The following query was asked of the object storage: Return any CT that was completed between 20120401 and 20141231 where the patient was clinically presented with appendicitis, but only include images where a liver lesion was marked up during the review and there were additional markups made that were defined as lymph nodes. To obtain this information, the following locations were searched: DICOM header in XML for the CT and study date range, clinical notes CDAs for appendicitis, review workstation’s XML report for a lesion defined in the body part “Liver,” and the AIM markups for the RADLEX  code for lymph node. This resulted in the path to a unique image file that met these parameters being returned through the API, which was then used in a batch file where a GET command brought that specific image locally over the Internet in a secure transaction. The image was subsequently launched using the IHE Invoke Image Display  profile and displayed for the user to visualize and interact with.
A search engine this powerful, with federated data that can be provided in such a context, sparks ideas for many further use cases. Since this technology can be added to existing infrastructure in a non-disruptive fashion, it will allow for easy adoption and value-added propositions. The ability to find truly relevant priors is a potential use case to tackle. Algorithms  for finding priors can be developed on a much more complex set of criteria. Presenting data that is much more correlated based on the patient’s presentation and previous findings, instead of body part alone, can be used to enhance workflow for the reader. This can also ensure that with the overwhelming amount of correlative data available, the reader can be made aware of truly relevant priors that might otherwise be overlooked in the volume of data being generated, in addition to the gains in efficiency. The long-term value can only be imagined at this time. To be able to ask questions once a history has been developed, and then return to the past to test ideas against live data, empowers researchers with a wealth of new data sources.
Future work on this project will be needed to create an algorithm for assigning and selecting data for annotation to images, although it is a consideration that this could be site specific based on use case. It would also be useful to deploy Natural Language Processing (NLP)  to create the Solr searches in a much more user-friendly interface. Finally, testing implementations with VNA vendors to add these annotations to the objects they store would create a much faster population strategy that could be more easily deployed in a broader user base.

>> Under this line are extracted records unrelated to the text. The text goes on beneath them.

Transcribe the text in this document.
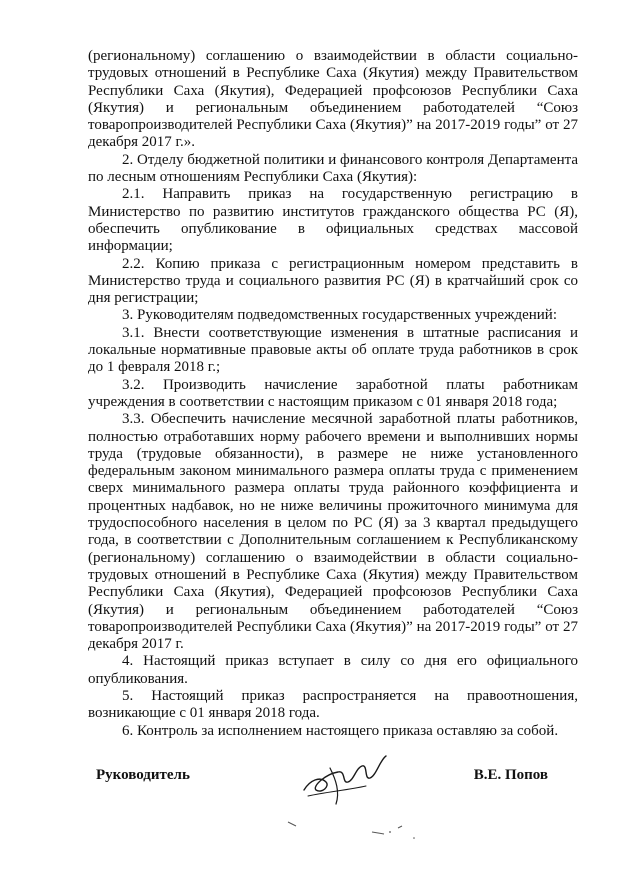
(региональному) соглашению о взаимодействии в области социально-трудовых отношений в Республике Саха (Якутия) между Правительством Республики Саха (Якутия), Федерацией профсоюзов Республики Саха (Якутия) и региональным объединением работодателей “Союз товаропроизводителей Республики Саха (Якутия)” на 2017-2019 годы” от 27 декабря 2017 г.».

2. Отделу бюджетной политики и финансового контроля Департамента по лесным отношениям Республики Саха (Якутия):

2.1. Направить приказ на государственную регистрацию в Министерство по развитию институтов гражданского общества РС (Я), обеспечить опубликование в официальных средствах массовой информации;

2.2. Копию приказа с регистрационным номером представить в Министерство труда и социального развития РС (Я) в кратчайший срок со дня регистрации;

3. Руководителям подведомственных государственных учреждений:

3.1. Внести соответствующие изменения в штатные расписания и локальные нормативные правовые акты об оплате труда работников в срок до 1 февраля 2018 г.;

3.2. Производить начисление заработной платы работникам учреждения в соответствии с настоящим приказом с 01 января 2018 года;

3.3. Обеспечить начисление месячной заработной платы работников, полностью отработавших норму рабочего времени и выполнивших нормы труда (трудовые обязанности), в размере не ниже установленного федеральным законом минимального размера оплаты труда с применением сверх минимального размера оплаты труда районного коэффициента и процентных надбавок, но не ниже величины прожиточного минимума для трудоспособного населения в целом по РС (Я) за 3 квартал предыдущего года, в соответствии с Дополнительным соглашением к Республиканскому (региональному) соглашению о взаимодействии в области социально-трудовых отношений в Республике Саха (Якутия) между Правительством Республики Саха (Якутия), Федерацией профсоюзов Республики Саха (Якутия) и региональным объединением работодателей “Союз товаропроизводителей Республики Саха (Якутия)” на 2017-2019 годы” от 27 декабря 2017 г.

4. Настоящий приказ вступает в силу со дня его официального опубликования.

5. Настоящий приказ распространяется на правоотношения, возникающие с 01 января 2018 года.

6. Контроль за исполнением настоящего приказа оставляю за собой.

Руководитель	В.Е. Попов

Although this project initially began as a test on the feasibility of object storage vs. VNA, and in some specific use cases it does appear that it is truly a viable alternative, a more complementary approach may be in line with other use cases. It appears that VNA technology may be an ideal complement for the implementation and population of this technology in a fairly short period, while enabling users to take advantage of direct access to their data in an unhindered fashion. This would allow for the maintenance of legacy workflows while empowering users with the latest in technology, giving them greater flexibility and control over the data, and beginning to level the technology gap that healthcare finds itself in.
A project that will leverage this technology is now underway as part of a larger data warehousing and archive federation effort. Additional tools are currently being developed to incorporate and expand the interfaces, APIs, and overall capabilities on both the vendor and consumer sides of this technology stack.